First I need to thank my agent and biggest advocate, Diana Fox, for having enough confidence in me and my writing for the both of us. I couldn’t ask for better. I’d also like to thank my wonderful editor, Natashya Wilson, for falling so in love with my story and wanting to share it with the world. And thank you to everyone else at Harlequin Teen for making that happen.
To my earliest supporters—Lisa Rowe, Joanne Ferlas, Bridget Clark, Nell Gram, Gabrielle Rajerison, Ann Finstad, Erin Whipple, Rebekah Ross, thank you for your general awesomeness and love. Kim Montelibano Heil, you helped give me the push do this. Anna Genoese, you are the coolest and smartest person I know, and I respect your opinion more than anything. Thanks for never telling me I suck, even when I do. Olivia Castellanos, this book would not exist without you, period. Thank you for being the first person to ever read it, thank you for being on the receiving end of so many emails and phone calls throughout this entire process, and thank you even more for never doubting this could happen. Your friendship means the world to me.

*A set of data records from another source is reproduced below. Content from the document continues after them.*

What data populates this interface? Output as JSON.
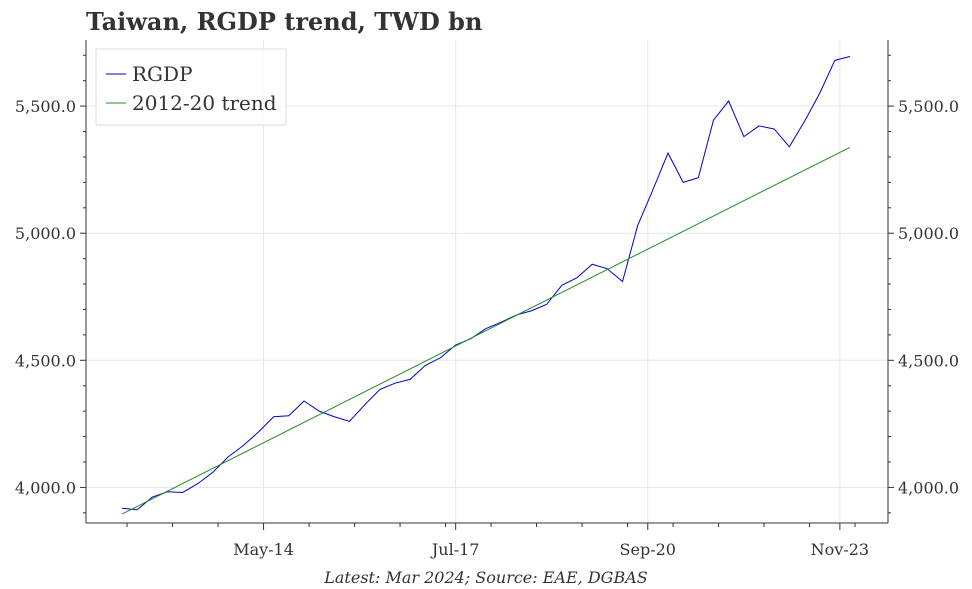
{
  "chart_data": {
    "type": "line",
    "title": "Taiwan, RGDP trend, TWD bn",
    "source_note": "Latest: Mar 2024; Source: EAE, DGBAS",
    "xlabel": "",
    "ylabel": "",
    "x_tick_labels": [
      "May-14",
      "Jul-17",
      "Sep-20",
      "Nov-23"
    ],
    "y_tick_labels": [
      "4,000.0",
      "4,500.0",
      "5,000.0",
      "5,500.0"
    ],
    "y_ticks": [
      4000,
      4500,
      5000,
      5500
    ],
    "ylim": [
      3860,
      5760
    ],
    "y_axis_both_sides": true,
    "grid": true,
    "legend_position": "top-left",
    "x_start": "2012-Q1",
    "x_end": "2024-Q1",
    "x_frequency": "quarterly",
    "series": [
      {
        "name": "RGDP",
        "color": "#0000cc",
        "x_start": "2012-Q1",
        "values": [
          3918,
          3912,
          3962,
          3983,
          3980,
          4015,
          4060,
          4120,
          4165,
          4218,
          4278,
          4282,
          4340,
          4300,
          4278,
          4260,
          4325,
          4385,
          4410,
          4425,
          4480,
          4510,
          4560,
          4585,
          4625,
          4650,
          4678,
          4695,
          4720,
          4795,
          4825,
          4878,
          4860,
          4810,
          5030,
          5170,
          5315,
          5200,
          5218,
          5445,
          5520,
          5380,
          5422,
          5410,
          5340,
          5440,
          5550,
          5680,
          5695
        ]
      },
      {
        "name": "2012-20 trend",
        "color": "#228b22",
        "x_start": "2012-Q1",
        "x_end": "2024-Q1",
        "start_value": 3895,
        "end_value": 5338
      }
    ]
  }
}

My fifth-grade teacher, Eric Schweinzger—thank you for sharing my essays out loud in class, giving me glowing praise on my silly short stories, and basically helping a kid who wasn’t that great at much feel like maybe she could be pretty good at this one thing, if nothing else.

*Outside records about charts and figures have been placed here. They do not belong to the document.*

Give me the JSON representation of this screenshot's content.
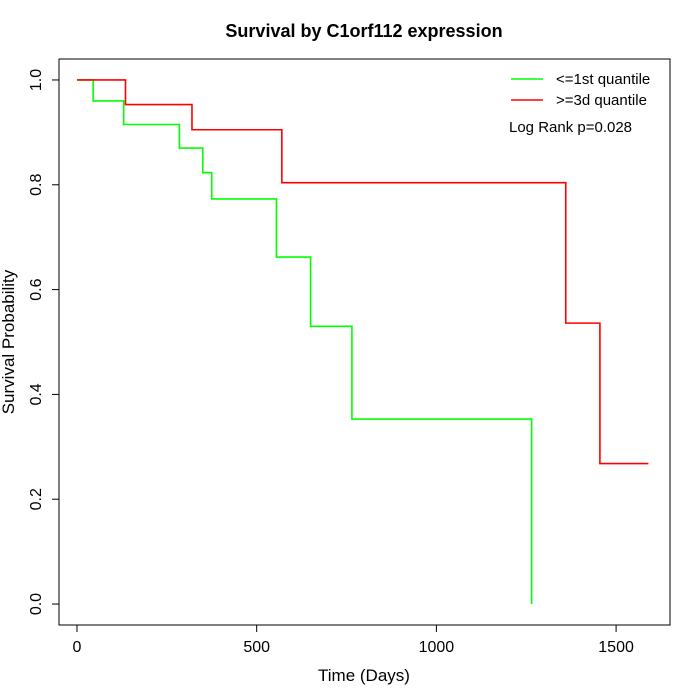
{
  "chart_data": {
    "type": "line",
    "subtype": "kaplan-meier step survival curve",
    "title": "Survival by C1orf112 expression",
    "xlabel": "Time (Days)",
    "ylabel": "Survival Probability",
    "xlim": [
      -50,
      1650
    ],
    "ylim": [
      -0.04,
      1.04
    ],
    "x_ticks": [
      0,
      500,
      1000,
      1500
    ],
    "x_tick_labels": [
      "0",
      "500",
      "1000",
      "1500"
    ],
    "y_ticks": [
      0.0,
      0.2,
      0.4,
      0.6,
      0.8,
      1.0
    ],
    "y_tick_labels": [
      "0.0",
      "0.2",
      "0.4",
      "0.6",
      "0.8",
      "1.0"
    ],
    "grid": false,
    "legend_position": "top-right",
    "annotation": "Log Rank p=0.028",
    "series": [
      {
        "name": "<=1st quantile",
        "color": "#00ff00",
        "step_points": [
          {
            "x": 0,
            "y": 1.0
          },
          {
            "x": 45,
            "y": 0.96
          },
          {
            "x": 130,
            "y": 0.915
          },
          {
            "x": 285,
            "y": 0.87
          },
          {
            "x": 350,
            "y": 0.823
          },
          {
            "x": 375,
            "y": 0.773
          },
          {
            "x": 555,
            "y": 0.662
          },
          {
            "x": 650,
            "y": 0.53
          },
          {
            "x": 765,
            "y": 0.353
          },
          {
            "x": 1265,
            "y": 0.0
          }
        ],
        "end_x": 1265
      },
      {
        "name": ">=3d quantile",
        "color": "#ff0000",
        "step_points": [
          {
            "x": 0,
            "y": 1.0
          },
          {
            "x": 135,
            "y": 0.953
          },
          {
            "x": 320,
            "y": 0.905
          },
          {
            "x": 570,
            "y": 0.804
          },
          {
            "x": 1360,
            "y": 0.536
          },
          {
            "x": 1455,
            "y": 0.268
          }
        ],
        "end_x": 1590
      }
    ]
  }
}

Mom, thank you for raising me on such awesome music, and for everything else. And I do mean everything. Your support is beyond words, and I love you.

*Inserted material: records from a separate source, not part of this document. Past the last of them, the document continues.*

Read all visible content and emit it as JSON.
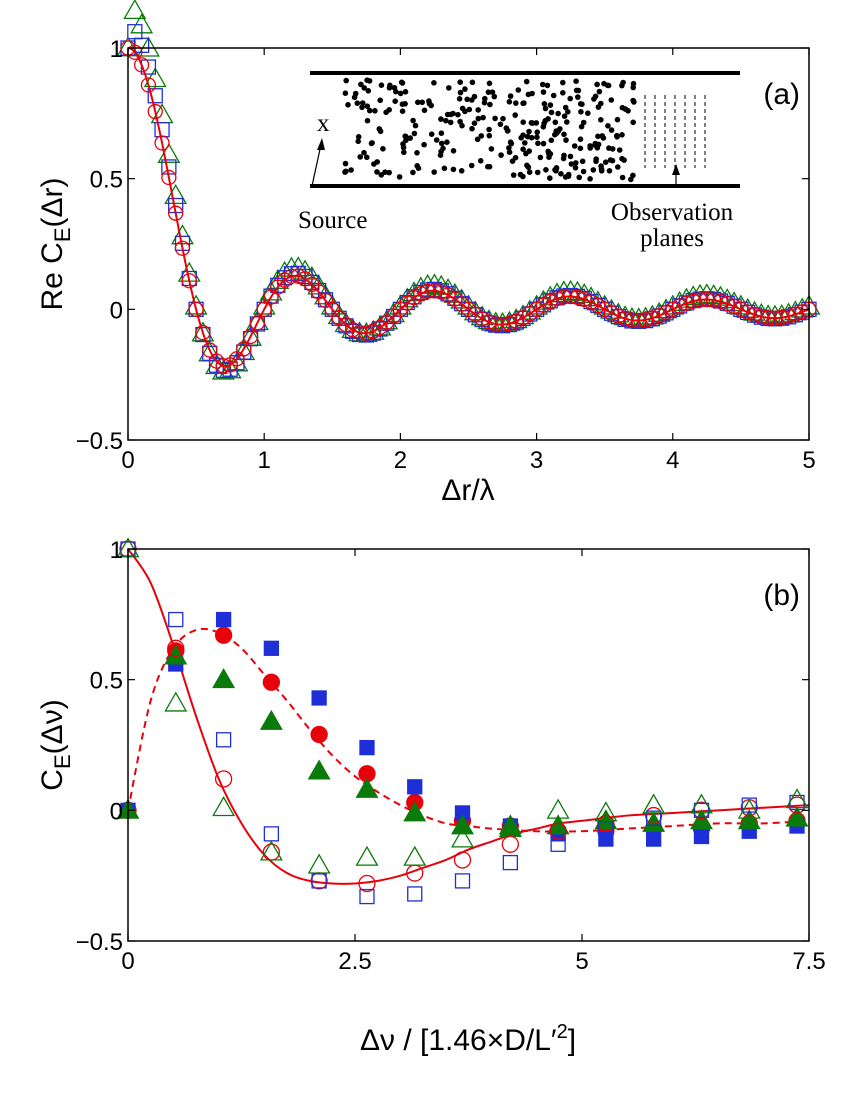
{
  "colors": {
    "red": "#e8000b",
    "blue": "#1f2fd8",
    "green": "#0a7a0a",
    "black": "#000000"
  },
  "chart_data": [
    {
      "type": "line",
      "panel": "(a)",
      "xlabel": "Δr/λ",
      "ylabel": {
        "prefix": "Re C",
        "sub": "E",
        "suffix": "(Δr)"
      },
      "xlim": [
        0,
        5
      ],
      "ylim": [
        -0.5,
        1
      ],
      "xticks": [
        0,
        1,
        2,
        3,
        4,
        5
      ],
      "xtick_labels": [
        "0",
        "1",
        "2",
        "3",
        "4",
        "5"
      ],
      "yticks": [
        -0.5,
        0,
        0.5,
        1
      ],
      "ytick_labels": [
        "−0.5",
        "0",
        "0.5",
        "1"
      ],
      "inset": {
        "source_label": "Source",
        "x_label": "x",
        "observation_label_1": "Observation",
        "observation_label_2": "planes"
      },
      "series": [
        {
          "name": "theory",
          "style": "line",
          "color": "red",
          "function": "sinc"
        },
        {
          "name": "circles",
          "style": "open-circle",
          "color": "red",
          "function": "sinc",
          "x_step": 0.05
        },
        {
          "name": "squares",
          "style": "open-square",
          "color": "blue",
          "function": "sinc-amp",
          "amp": 1.08,
          "shift": 0.0,
          "x_step": 0.05
        },
        {
          "name": "triangles",
          "style": "open-triangle",
          "color": "green",
          "function": "sinc-amp",
          "amp": 1.15,
          "shift": 0.012,
          "x_step": 0.05
        }
      ]
    },
    {
      "type": "scatter",
      "panel": "(b)",
      "xlabel": "Δν / [1.46×D/L′²]",
      "ylabel": {
        "prefix": "C",
        "sub": "E",
        "suffix": "(Δν)"
      },
      "xlim": [
        0,
        7.5
      ],
      "ylim": [
        -0.5,
        1
      ],
      "xticks": [
        0,
        2.5,
        5,
        7.5
      ],
      "xtick_labels": [
        "0",
        "2.5",
        "5",
        "7.5"
      ],
      "yticks": [
        -0.5,
        0,
        0.5,
        1
      ],
      "ytick_labels": [
        "−0.5",
        "0",
        "0.5",
        "1"
      ],
      "x": [
        0,
        0.526,
        1.053,
        1.579,
        2.105,
        2.632,
        3.158,
        3.684,
        4.211,
        4.737,
        5.263,
        5.789,
        6.316,
        6.842,
        7.368
      ],
      "series": [
        {
          "name": "solid-theory",
          "style": "line",
          "color": "red",
          "x": [
            0,
            0.25,
            0.5,
            0.75,
            1.0,
            1.25,
            1.5,
            1.75,
            2.0,
            2.25,
            2.5,
            2.75,
            3.0,
            3.25,
            3.5,
            3.75,
            4.0,
            4.25,
            4.5,
            4.75,
            5.0,
            5.5,
            6.0,
            6.5,
            7.0,
            7.5
          ],
          "values": [
            1.0,
            0.87,
            0.63,
            0.36,
            0.12,
            -0.05,
            -0.17,
            -0.24,
            -0.27,
            -0.28,
            -0.28,
            -0.27,
            -0.25,
            -0.22,
            -0.19,
            -0.15,
            -0.12,
            -0.09,
            -0.07,
            -0.05,
            -0.04,
            -0.02,
            -0.01,
            0.0,
            0.01,
            0.02
          ]
        },
        {
          "name": "dashed-theory",
          "style": "dashed-line",
          "color": "red",
          "x": [
            0,
            0.25,
            0.5,
            0.75,
            1.0,
            1.25,
            1.5,
            1.75,
            2.0,
            2.25,
            2.5,
            2.75,
            3.0,
            3.25,
            3.5,
            3.75,
            4.0,
            4.5,
            5.0,
            5.5,
            6.0,
            6.5,
            7.0,
            7.5
          ],
          "values": [
            0.0,
            0.42,
            0.62,
            0.69,
            0.68,
            0.62,
            0.52,
            0.42,
            0.31,
            0.21,
            0.13,
            0.07,
            0.02,
            -0.02,
            -0.05,
            -0.06,
            -0.07,
            -0.08,
            -0.08,
            -0.07,
            -0.06,
            -0.05,
            -0.05,
            -0.04
          ]
        },
        {
          "name": "filled-circles",
          "style": "filled-circle",
          "color": "red",
          "values": [
            0.0,
            0.61,
            0.67,
            0.49,
            0.29,
            0.14,
            0.03,
            -0.04,
            -0.06,
            -0.08,
            -0.08,
            -0.07,
            -0.07,
            -0.05,
            -0.04
          ]
        },
        {
          "name": "filled-squares",
          "style": "filled-square",
          "color": "blue",
          "values": [
            0.0,
            0.56,
            0.73,
            0.62,
            0.43,
            0.24,
            0.09,
            -0.01,
            -0.06,
            -0.09,
            -0.11,
            -0.11,
            -0.1,
            -0.08,
            -0.06
          ]
        },
        {
          "name": "filled-triangles",
          "style": "filled-triangle",
          "color": "green",
          "values": [
            0.0,
            0.59,
            0.5,
            0.34,
            0.15,
            0.08,
            -0.01,
            -0.06,
            -0.07,
            -0.06,
            -0.04,
            -0.05,
            -0.04,
            -0.04,
            -0.03
          ]
        },
        {
          "name": "open-circles",
          "style": "open-circle",
          "color": "red",
          "values": [
            1.0,
            0.62,
            0.12,
            -0.16,
            -0.27,
            -0.28,
            -0.24,
            -0.19,
            -0.13,
            -0.08,
            -0.05,
            -0.02,
            0.0,
            0.01,
            0.02
          ]
        },
        {
          "name": "open-squares",
          "style": "open-square",
          "color": "blue",
          "values": [
            1.0,
            0.73,
            0.27,
            -0.09,
            -0.27,
            -0.33,
            -0.32,
            -0.27,
            -0.2,
            -0.13,
            -0.07,
            -0.03,
            0.0,
            0.02,
            0.03
          ]
        },
        {
          "name": "open-triangles",
          "style": "open-triangle",
          "color": "green",
          "values": [
            1.0,
            0.41,
            0.01,
            -0.16,
            -0.21,
            -0.18,
            -0.18,
            -0.11,
            -0.06,
            0.0,
            -0.01,
            0.02,
            0.02,
            0.0,
            0.04
          ]
        }
      ]
    }
  ]
}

According to the puppy-of-the-month calendar hanging next to the phone in the kitchen, my sister June died on a Thursday, exactly nine days before her high school graduation. May’s breed is the golden retriever—pictured is a whole litter of them, nestled side by side in a red wagon amid a blooming spring garden. The word Graduation!! is written in red inside the white square, complete with an extra exclamation point. If she’d waited less than two weeks, she would be June who died in June, but I guess she never took that into account.
The only reason I’m in the kitchen in the first place is because somehow, somewhere, someone got the idea in their head that the best way to comfort a mourning family is to present them with plated foods. Everyone has been dropping off stupid casseroles, which is totally useless, because nobody’s eating anything anyway. We already have a refrigerator stocked with not only casseroles, but lasa gnas, jams, homemade breads, cakes and more. Add to that the lemon meringue pie I’m holding and the Scott family could open up a restaurant out of our own kitchen. Or at the very least a well-stocked deli.
I slide the pie on top of a dish of apricot tart, then shut the refrigerator door and lean against it. One moment. All I want is one moment to myself.
“Harper?”
Not that that will be happening anytime soon.
It’s weird to see Tyler in a suit. It’s black, the lines of it clean and sharp, the knot of the silk tie pressed tight to his throat, uncomfortably formal.
“You look … nice,” he says, finally, after what has to be the most awkward silence in all of documented history.
Part of me wants to strangle him with his dumb tie, and at the same time, I feel a little sorry for him. Which is ridiculous, considering the circumstances, but even with a year in age and nearly a foot in height on me, he looks impossibly young. A little boy playing dress-up in Daddy’s clothes.
“Can I help you with something?” I say shortly. After a day of constant platitudes, a steady stream of thank-you-for-your-concern and we’re-doing-our-best and it-was-a-shock-to-us-too, my patience is shot. It definitely isn’t going to be extended to the guy who broke my sister’s heart a few months ago.